San Pedro de Atacama (Chile) (AFP) – A casi 3.000 metros de altura en la arena del desierto de Atacama, Héctor Espíndola, de 71 años, acicala su viñedo, que increíblemente sobrevive en el oasis verde de Toconao, nacido al paso de un arroyo del deshielo de Los Andes.

Nada hace indicar que en este entorno casi marciano puedan crecer vides, en lo que son los viñedos más altos de Chile.

Con temperaturas bajo cero en la noche y radiación desorbitada en el día, sobre los áridos suelos cercanos al salar de Atacama, este agricultor es uno de los 18 cooperativistas de la bodega Ayllu, creada en 2017 y compuesta mayormente por integrantes de pueblos originarios atacameños que antes trabajaban individualmente.

La viña Bosque Viejo, de Espíndola, a 2.475 metros sobre el nivel del mar, florece desde 2010 con cepas de vino país (criollo) y moscatel, a la sombra de membrilleros, perales e higueras, gracias al escueto caudal de agua que alimenta este ecosistema.

Es «casi justo» el flujo de agua, destaca Espíndola, por eso riega «cada tres o cuatro días por inundación» durante la noche.

«Veo que estoy produciendo cada año más porque riego así. Pero hay que preocuparse porque acá es cosa seria el calor; el clima, a veces hace viento y se pierde la producción, a veces llegan las heladas temprano. Es medio complicado», cuenta a la AFP.

El más alto de Chile –

A 1.600 km al norte de Santiago y lejos de la principal zona vitícola del centro de Chile -un país que se ubica entre los 10 mayores productores y exportadores del mundo- Cecilia Cruz, de 67 años, muestra orgullosa la viña más alta del país, a 3.600 metros sobre el nivel del mar, en la localidad de Socaire.

En su viña Caracoles produce las variedades syrah y pinot noir bajo la sombra de unas redes verdes que destacan entre los colores ocres y naranjas del desierto de Atacama, el más árido del mundo.

«Me siento de corazón especial, de tener este viñedo acá en esta altura», señala, entre las pocas uvas que aún cuelgan de sus parras tras la vendimia del pasado marzo-abril.

Con tres hijos busca «un futuro para ellos» con este emprendimiento agrícola cuya producción entrega a la cooperativa Ayllu.

Sabor a desierto –

En 2021, Ayllu recibió 16.200 kg de uvas y produjo unas 12.000 botellas.

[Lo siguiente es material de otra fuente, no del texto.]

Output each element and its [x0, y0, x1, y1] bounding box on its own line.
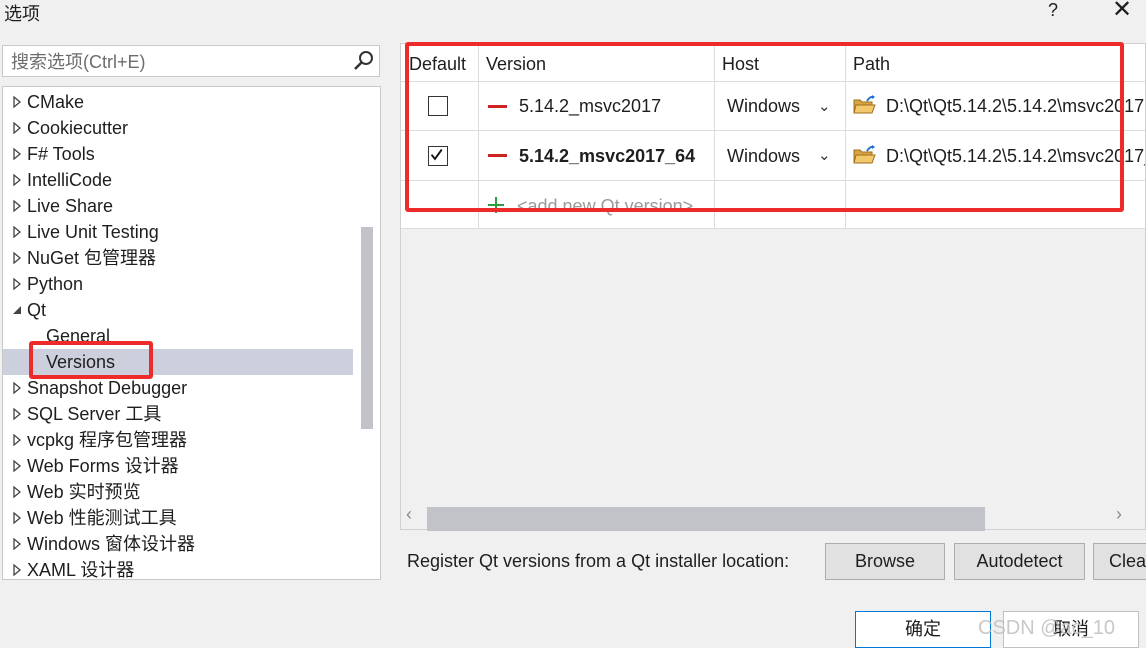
- search-input[interactable]: [9, 50, 343, 74]
- tree-item-web-perf-test[interactable]: Web 性能测试工具: [3, 505, 353, 531]
- expand-arrow-icon[interactable]: [10, 245, 24, 271]
- tree-item-label: NuGet 包管理器: [27, 248, 157, 268]
- expand-arrow-icon[interactable]: [10, 401, 24, 427]
- dialog-title: 选项: [4, 4, 40, 24]
- tree-item-label: Web Forms 设计器: [27, 456, 179, 476]
- tree-item-label: Cookiecutter: [27, 118, 129, 138]
- close-button[interactable]: ✕: [1112, 0, 1132, 22]
- tree-item-label: IntelliCode: [27, 170, 113, 190]
- expand-arrow-icon[interactable]: [10, 427, 24, 453]
- tree-item-label: CMake: [27, 92, 85, 112]
- tree-item-live-unit-testing[interactable]: Live Unit Testing: [3, 219, 353, 245]
- tree-item-label: Python: [27, 274, 84, 294]
- tree-item-sql-server[interactable]: SQL Server 工具: [3, 401, 353, 427]
- scroll-right-icon[interactable]: ›: [1116, 504, 1122, 525]
- tree-item-intellicode[interactable]: IntelliCode: [3, 167, 353, 193]
- tree-item-label: Live Unit Testing: [27, 222, 159, 242]
- tree-item-label: Qt: [27, 300, 47, 320]
- expand-arrow-icon[interactable]: [10, 193, 24, 219]
- search-icon[interactable]: [351, 48, 377, 74]
- tree-item-xaml[interactable]: XAML 设计器: [3, 557, 353, 580]
- register-label: Register Qt versions from a Qt installer…: [407, 551, 790, 571]
- tree-item-label: Live Share: [27, 196, 114, 216]
- annotation-highlight-grid: [405, 42, 1124, 212]
- clear-button[interactable]: Clear: [1093, 543, 1146, 580]
- tree-item-label: SQL Server 工具: [27, 404, 162, 424]
- tree-item-label: Web 性能测试工具: [27, 508, 177, 528]
- tree-item-web-forms[interactable]: Web Forms 设计器: [3, 453, 353, 479]
- tree-item-vcpkg[interactable]: vcpkg 程序包管理器: [3, 427, 353, 453]
- tree-item-fsharp-tools[interactable]: F# Tools: [3, 141, 353, 167]
- search-box[interactable]: [2, 45, 380, 77]
- expand-arrow-icon[interactable]: [10, 115, 24, 141]
- expand-arrow-icon[interactable]: [10, 89, 24, 115]
- tree-item-nuget[interactable]: NuGet 包管理器: [3, 245, 353, 271]
- tree-scrollbar[interactable]: [361, 227, 373, 429]
- tree-item-qt[interactable]: Qt: [3, 297, 353, 323]
- expand-arrow-icon[interactable]: [10, 167, 24, 193]
- tree-item-live-share[interactable]: Live Share: [3, 193, 353, 219]
- tree-item-label: Web 实时预览: [27, 482, 141, 502]
- expand-arrow-icon[interactable]: [10, 479, 24, 505]
- options-tree[interactable]: CMake Cookiecutter F# Tools IntelliCode …: [2, 86, 381, 580]
- expand-arrow-icon[interactable]: [10, 453, 24, 479]
- expand-arrow-icon[interactable]: [10, 219, 24, 245]
- scroll-left-icon[interactable]: ‹: [406, 504, 412, 525]
- annotation-highlight-versions: [29, 341, 153, 379]
- tree-item-label: vcpkg 程序包管理器: [27, 430, 188, 450]
- horizontal-scrollbar-thumb[interactable]: [427, 507, 985, 531]
- tree-item-python[interactable]: Python: [3, 271, 353, 297]
- expand-arrow-icon[interactable]: [10, 557, 24, 580]
- tree-item-windows-forms[interactable]: Windows 窗体设计器: [3, 531, 353, 557]
- expand-arrow-icon[interactable]: [10, 141, 24, 167]
- tree-item-web-live-preview[interactable]: Web 实时预览: [3, 479, 353, 505]
- watermark: CSDN @ac_10: [978, 617, 1116, 639]
- tree-item-label: XAML 设计器: [27, 560, 135, 580]
- browse-button[interactable]: Browse: [825, 543, 945, 580]
- expand-arrow-icon[interactable]: [10, 531, 24, 557]
- tree-item-cmake[interactable]: CMake: [3, 89, 353, 115]
- help-button[interactable]: ?: [1048, 0, 1058, 21]
- tree-item-label: F# Tools: [27, 144, 95, 164]
- expand-arrow-icon[interactable]: [10, 375, 24, 401]
- expand-arrow-icon[interactable]: [10, 271, 24, 297]
- expand-arrow-icon[interactable]: [10, 505, 24, 531]
- autodetect-button[interactable]: Autodetect: [954, 543, 1085, 580]
- collapse-arrow-icon[interactable]: [10, 297, 24, 323]
- tree-item-label: Windows 窗体设计器: [27, 534, 196, 554]
- ok-button[interactable]: 确定: [855, 611, 991, 648]
- tree-item-cookiecutter[interactable]: Cookiecutter: [3, 115, 353, 141]
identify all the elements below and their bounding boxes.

En 2022 fueron 20.320 kg y proyectan una producción de hasta 15.500 botellas.

Ese volumen supone menos del 1% de la producción nacional, pero allí el enólogo Fabián Muñoz, de 24 años, busca combinar las diversas cepas que le llegan para conseguir sabores únicos y «bien honestos».

«No queremos perder esa ciencia, ese sabor a salar, a desierto, a roca volcánica. También los sabores de la uva, los cuales sean distintivos y cuando el consumidor pruebe Ayllu diga: ‘¡Guau! Estoy probando el desierto de Atacama», dice.

Junto a él, la analista químico Carolina Vicencio, de 32 años, estudia las características extraordinarias del vino del desierto en el laboratorio de la cooperativa.

La altura y la menor presión atmosférica, el drástico cambio de temperatura entre el día y la noche provocan que la piel de la uva sea más gruesa, según Vicencio.

«Eso genera que en la piel de la uva se generen más moléculas de taninos, que hacen que se genere un cierto amargor en el vino y le da otras características. También la salinidad más alta de la tierra (…) hace que genere un toque de mineralización en boca», explica la experta.

Ensayo y error –

En la viña Chajnantor de Samuel Varas, de 43 años, a los pies de la cordillera de Los Andes, parras de malbec crecen de la arena desértica.

Tras años probando diferentes cepas, Varas y su pareja, ingeniera agrónoma, se percataron de que, más allá de las características ya complicadas para agricultura, la alta cantidad de boro en el suelo (5,4 ppm) mataba sus cultivos.

«Nos dimos cuenta de dos cosas: que hay una variedad, que es la malbec, que se adaptó, y que las que mejor crecían eran las que estaban debajo de los árboles algarrobos que hay acá», cuenta.

Cambiaron todas las cepas a malbec, sombrearon el cultivo por completo y lo tecnificaron con riego por goteo para aprovechar al máximo el escueto caudal de 20 litros por segundo que consiguen del deshielo andino.

Con los cambios duplicaron la producción anual en los últimos tres años para entregar a la cooperativa Ayllu 500 kg de uva en la pasada vendimia.